Depuis le 22 septembre 2025, la nouvelle agite les automobilistes : Stellantis rappelle plusieurs modèles récents pour un problème technique lié aux batteries haute tension. Le constructeur, qui regroupe des marques très présentes dans le quotidien des Français comme Peugeot et Citroën, assure qu’il s’agit d’une mesure préventive. Mais pour les propriétaires concernés, la question est simple : comment savoir si leur voiture fait partie des 16 000 véhicules rappelés, et que doivent-ils faire maintenant ?
Des modèles populaires dans la tourmente
Le rappel de Stellantis vise des voitures que l’on croise tous les jours sur les routes. La Peugeot 3008, SUV best-seller de la marque au lion, et la berline Peugeot 508 sont concernées. Elles côtoient le Citroën C5 Aircross, le DS7 Crossback et l’Opel Grandland X, produits entre 2019 et 2022. Ces modèles incarnent la montée en gamme du groupe sur le marché de l’hybride rechargeable et de l’électrification partielle.
Pour les experts, la faille se situe dans la batterie haute tension qui alimente le moteur électrique de ces véhicules. Un défaut interne pourrait, dans certaines conditions, entraîner une surchauffe et déclencher un incendie. Ce scénario, aussi rare qu’il soit, inquiète parce qu’il touche un composant clé des voitures modernes. Dans l’univers automobile, la batterie est devenue l’équivalent du cœur : sans elle, pas de mouvement. Mais avec un défaut, tout le véhicule peut être mis en danger.
Un risque pris au sérieux par Stellantis
Pour Stellantis, impossible de prendre ce sujet à la légère. Le groupe, né de la fusion entre PSA et Fiat Chrysler, doit montrer qu’il est à la hauteur des attentes de sécurité.
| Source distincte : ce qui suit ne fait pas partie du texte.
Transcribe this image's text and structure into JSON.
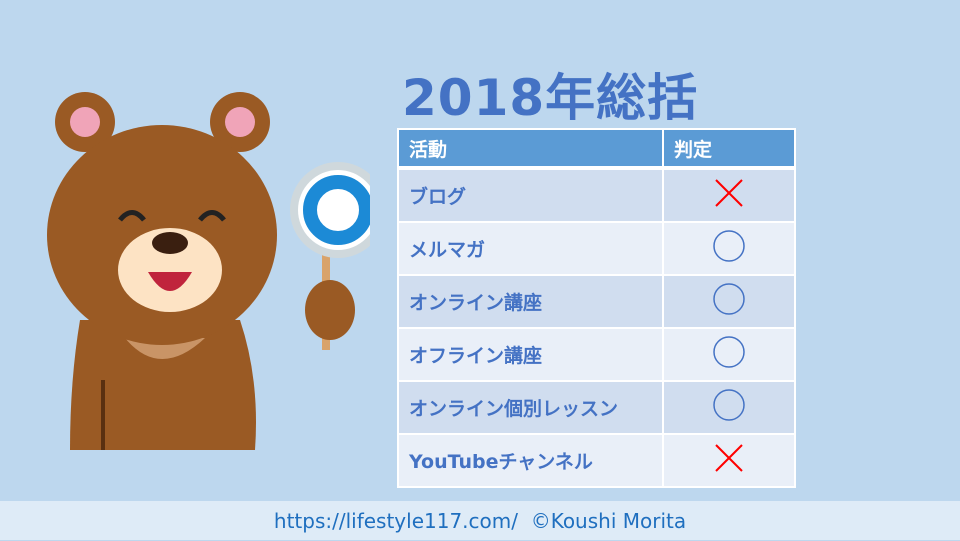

Même si aucun accident grave n’a été recensé à ce jour, l’entreprise préfère anticiper. Ce rappel est donc présenté comme une campagne de prévention.
Les chiffres parlent d’eux-mêmes : 16 000 véhicules rappelés en France. C’est l’équivalent d’une petite ville de voitures invitées à repasser par la case concessionnaire. À l’échelle européenne, le nombre pourrait grimper beaucoup plus haut, même si Stellantis n’a pas encore communiqué de données consolidées pour l’ensemble du continent.
Que doivent faire les propriétaires ?
Le processus est balisé. Les propriétaires reçoivent généralement un courrier ou un message officiel leur signalant que leur véhicule est concerné. Mais ils peuvent aussi prendre les devants en vérifiant le numéro de châssis (VIN), disponible sur la carte grise ou dans le pare-brise du véhicule.
Ensuite, il suffit de prendre rendez-vous dans une concession agréée. Deux options se présentent : une simple mise à jour logicielle de la gestion de la batterie, ou un remplacement complet de la batterie haute tension si le problème identifié l’exige. Dans tous les cas, aucun frais n’est imputé au propriétaire.
Pour les conducteurs, la principale contrainte est donc logistique : trouver un créneau, immobiliser sa voiture pendant quelques heures, et parfois adapter ses trajets. Une démarche qui peut paraître contraignante, mais qui garantit au final une tranquillité d’esprit retrouvée.
L’ombre des incendies de batterie
Techniquement, le danger s’explique par ce que les ingénieurs appellent l’emballement thermique. Lorsque la température interne d’une cellule de batterie dépasse un seuil critique, une réaction en chaîne peut se déclencher. Résultat : la batterie se consume rapidement, libérant chaleur et fumées toxiques. Les pompiers eux-mêmes redoutent ces interventions, car les feux de batteries sont difficiles à maîtriser et nécessitent des moyens spécifiques, ainsi que dix fois plus d’eau que lorsqu’il s’agit d’éteindre l’incendie d’une batterie de voiture thermique.
Dans ce contexte, Stellantis n’a pas intérêt à laisser planer le moindre doute. Chaque campagne de rappel est une manière d’affirmer sa responsabilité et de rassurer ses clients.
Un rappel aux répercussions multiples
Au-delà de la technique, ce rappel soulève des questions économiques et symboliques. Pour Stellantis, l’opération coûtera plusieurs millions d’euros, entre la logistique, le temps de travail des concessionnaires et les éventuels remplacements de batteries, un composant qui peut représenter jusqu’à 40 % du prix d’une voiture hybride.
Enfin, il y a la question de la confiance. Les voitures électrifiées représentent l’avenir de la mobilité, mais chaque incident rappelle qu’elles reposent sur des technologies encore jeunes et perfectibles.